Сатирическое направление, моментально обросшее партийностью и политическими мотивами, выродилось в социальную, а не художественную литературу. Гоголевская насмешка над государственным устройством России сменилась заботой о «рабочем вопросе», который стал, по мнению Розанова, «убийственной» темой нигилистической литературы 1860–80-х годов. О том же монотематизме и монотеизме русской культуры говорит и Сергей Булгаков в статье «Иван Карамазов как философский тип» (1902) {435} : русскому интеллигенту снится один и тот же сон, как и герою Достоевского, — погорелая деревня, костлявые бабы и плачущие дети. Завороженный этим сном, интеллигент не может пошевелиться, бессильный, скорбящий и удрученный зрелищем. И если для Булгакова сон этот — признак особого благородства интеллигенции, ее тяжкий крест, то для Розанова преклонение перед народом — следствие атеистического мировоззрения, сотворившего из народа кумира, «маленького Христа»:« интеллигент кладет свое сердце и ум к ногам громадной и пока страдающей массы народа» {436} . В «Мимолетном» за 1915 год {437} Розанов сравнивает сюжет пьесы Сухово-Кобылина «Свадьба Кречинского» с историей русской смуты: революционеры-Кречинские закладывают в ломбард (т. е. общественное мнение) фальшивый солитер (заботу о народе), чтобы жениться на хорошенькой девушке (получить власть).
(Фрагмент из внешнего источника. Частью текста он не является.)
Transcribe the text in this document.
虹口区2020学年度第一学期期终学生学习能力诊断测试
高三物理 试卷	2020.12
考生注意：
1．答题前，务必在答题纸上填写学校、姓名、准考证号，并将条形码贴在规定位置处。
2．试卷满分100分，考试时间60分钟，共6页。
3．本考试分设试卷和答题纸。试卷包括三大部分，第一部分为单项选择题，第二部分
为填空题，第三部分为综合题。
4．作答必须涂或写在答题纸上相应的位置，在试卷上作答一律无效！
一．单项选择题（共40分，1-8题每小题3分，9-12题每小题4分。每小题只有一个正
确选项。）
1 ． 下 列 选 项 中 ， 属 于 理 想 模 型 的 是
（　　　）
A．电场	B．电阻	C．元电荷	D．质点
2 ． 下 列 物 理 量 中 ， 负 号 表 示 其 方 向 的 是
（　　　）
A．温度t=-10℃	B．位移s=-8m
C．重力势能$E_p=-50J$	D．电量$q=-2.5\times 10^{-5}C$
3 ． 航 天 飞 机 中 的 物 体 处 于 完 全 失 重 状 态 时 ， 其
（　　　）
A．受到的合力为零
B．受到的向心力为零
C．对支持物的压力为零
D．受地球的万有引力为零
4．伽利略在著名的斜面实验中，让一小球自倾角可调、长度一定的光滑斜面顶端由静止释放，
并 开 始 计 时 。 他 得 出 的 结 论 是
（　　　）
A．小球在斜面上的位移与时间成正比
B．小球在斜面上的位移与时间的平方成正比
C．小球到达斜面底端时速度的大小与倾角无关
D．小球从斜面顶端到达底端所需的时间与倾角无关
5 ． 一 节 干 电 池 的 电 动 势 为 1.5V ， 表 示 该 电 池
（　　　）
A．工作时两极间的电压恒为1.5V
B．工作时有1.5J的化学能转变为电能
Народ — Петрушка и Селифан, Любим Торцов, обитатели горьковских ночлежек и купринских «ям» — вытеснили, по мнению Розанова, с литературных и театральных подмостков нравственные, общечеловеческие темы, затмили собой самого «Христа» — т. е. собственно эстетику, красоту, лежащую в основе искусства: «Когда нас учат, что и ангелы на небесах молят Бога только „о пенсии на старость для рабочего“, что и фараоны, и консулы, и короли вращались единственно около „социального вопроса“, не зная, как разрешить его, и погибли от того, что не разрешили, — что Ромео и Юлия любили друг друга на почве „обеспеченного состояния“ и без этого „обеспеченного состояния“ никогда бы не полюбили один другого: то это становится до того противно и скучно, это до того ложно и извращенно, что сама истина рабочего вопроса тонет в бессмыслице» {438} .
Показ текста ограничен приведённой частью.